Thought experiment. What if it was one day proven 200% there’s no God?


The fool says in his heart that there are no dragons


Define for me what immoral or unethical behavior would be in a Godless world.


God cannot be proven by humans to exist or not exist. So in true reality, everyone is agnostic, since that term refers to knowledge.

I’m not sure why that is the question (only because you say it is) but if I were to answer it, I do think the majority of people, people of faith or not faith, do live their lives in pursuance of pleasure and the absence of pain. The key is to not infringe on someone else while doing it. How infringement is defined is the complication and usually the point of disagreement.


Obviously not. That makes no sense


What good are hypotheticals? Some people say they are atheists, but I don’t believe them.


Morality is a rather broad subject with quite a lot of avenues to explore it through. You my want to explore the concept of secular humanism if you’re actually interested. Many see morality as being rooted in empathy and expressed through things such as compassion, fairness, and the reduction of suffering, in particular with regards to sentient creatures. The reality is morality is complicated and for many of us adding a deity to the equation doesn’t make it simpler. Just as you’re probably already typing something to the effect of ‘why is empathy important’ or ‘why should I care about compassion or fairness or reducing suffering’ one could equally ask why one would care what your particular god or gods think is good or bad. If you gave a reason such as ‘you’ll be punished if you don’t’ then you’re really in turn appealing to the idea that reducing suffering is good.


I’m an atheist. Believe me


This is a good point also, even someone following God’s will is in essence seeking the pleasure of God’s presence in this life and in heaven and avoiding the pain of hell. So in that way @snarflemike is already living the lifestyle he claims he would, he’s just delaying gratification more than some.


Depends on what you mean by “God” and what you mean by “Proof.”

Traditional metaphysical proofs (like proofs from contingency and change) neatly lead to certain conclusions that form the most basic definition of God: The first, and only, principle and trans-physical reality that is the basis of all else that exists.

Now, can we move on from this foundation to a God that is an act of understanding, a God that is completely Good, a God that has a will, a God that has a plan for His creation, a God that revealed himself and became man?

The kind of proof for the latter will depend on which quality we’re talking about.


That presumes that all ‘knowledge’ is backed by ‘proof’. :wink:


I would argue that all human knowledge is. If you are giving knowledge a transcending quality, then it is above human comprehension.


Yes exactly. I support @laylow here, @gorgias


There are great minds that disagree on first cause, I do not see universal acceptance of this philosophy.


I could quibble about this wording, but that probably would not be helpful. But I will definitely say that I am not delaying gratification.

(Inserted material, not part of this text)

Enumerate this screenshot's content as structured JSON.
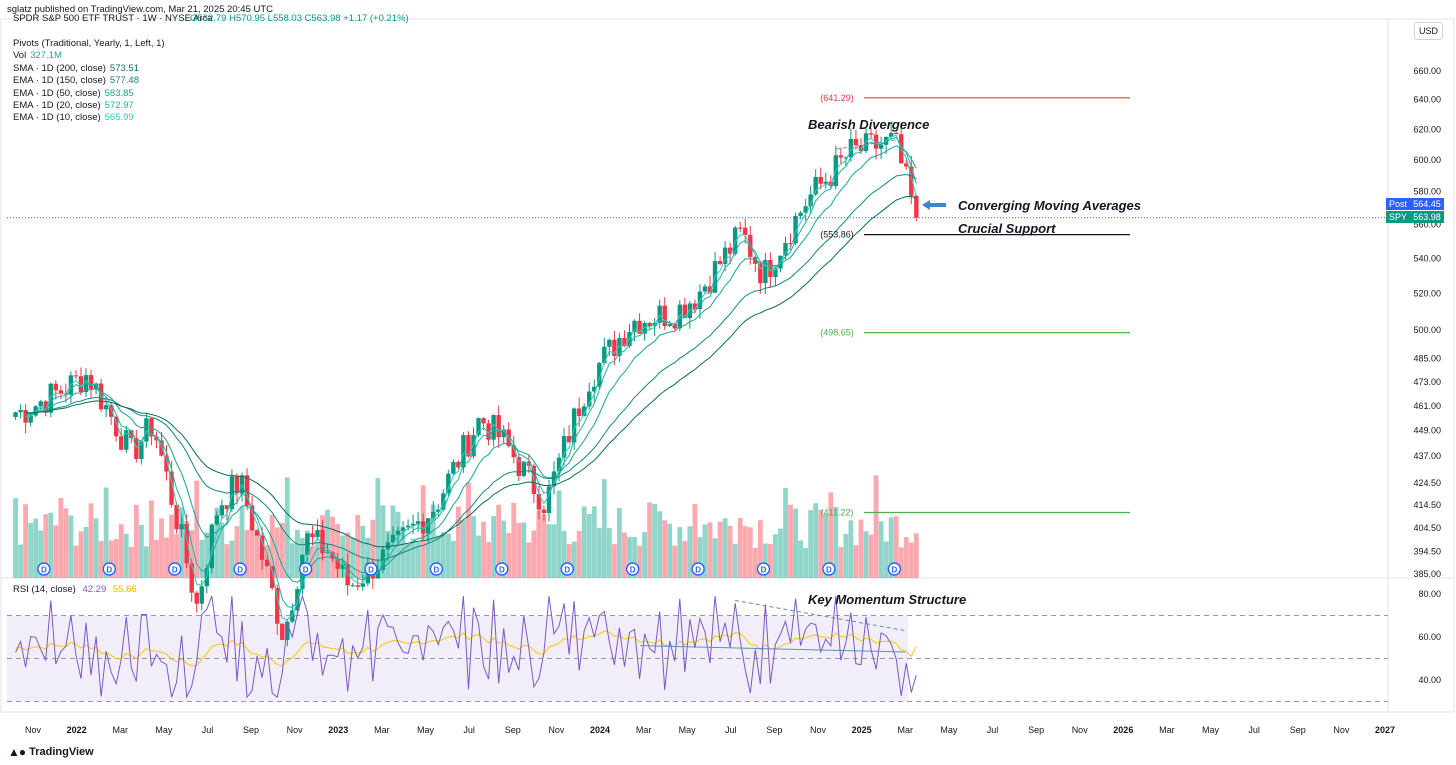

As the saying goes, “the path to heaven is heaven.”


There are great minds that disagree on first cause, I do not see universal acceptance of this philosophy.

Not everyone accepts that the Earth is round, either.


That is true, but I did preface it with “great minds.” I do believe some individuals are higher credentialed than others, would you not agree?


Which statement?


Sorry, I’m trying to figure out how to do a partial quote (last time I was here the software was different). How would you prove that one cannot prove the existence or nonexistence of God?


An infinite loop of unprovables equates to no proof to me.


To deny a First Cause would mean that all things – all of reality – are contingent. But if that were so, nothing could exist. But obviously, things do exist.

So to deny a First Cause is as absurd as denying the roundness of the Earth — if not more absurd.

Even atheists posit a first cause, but they often (without much philosophical or metaphysical reflection) identify it with some physical reality, or something which actually turns out to be contingent (like a “law of gravity”).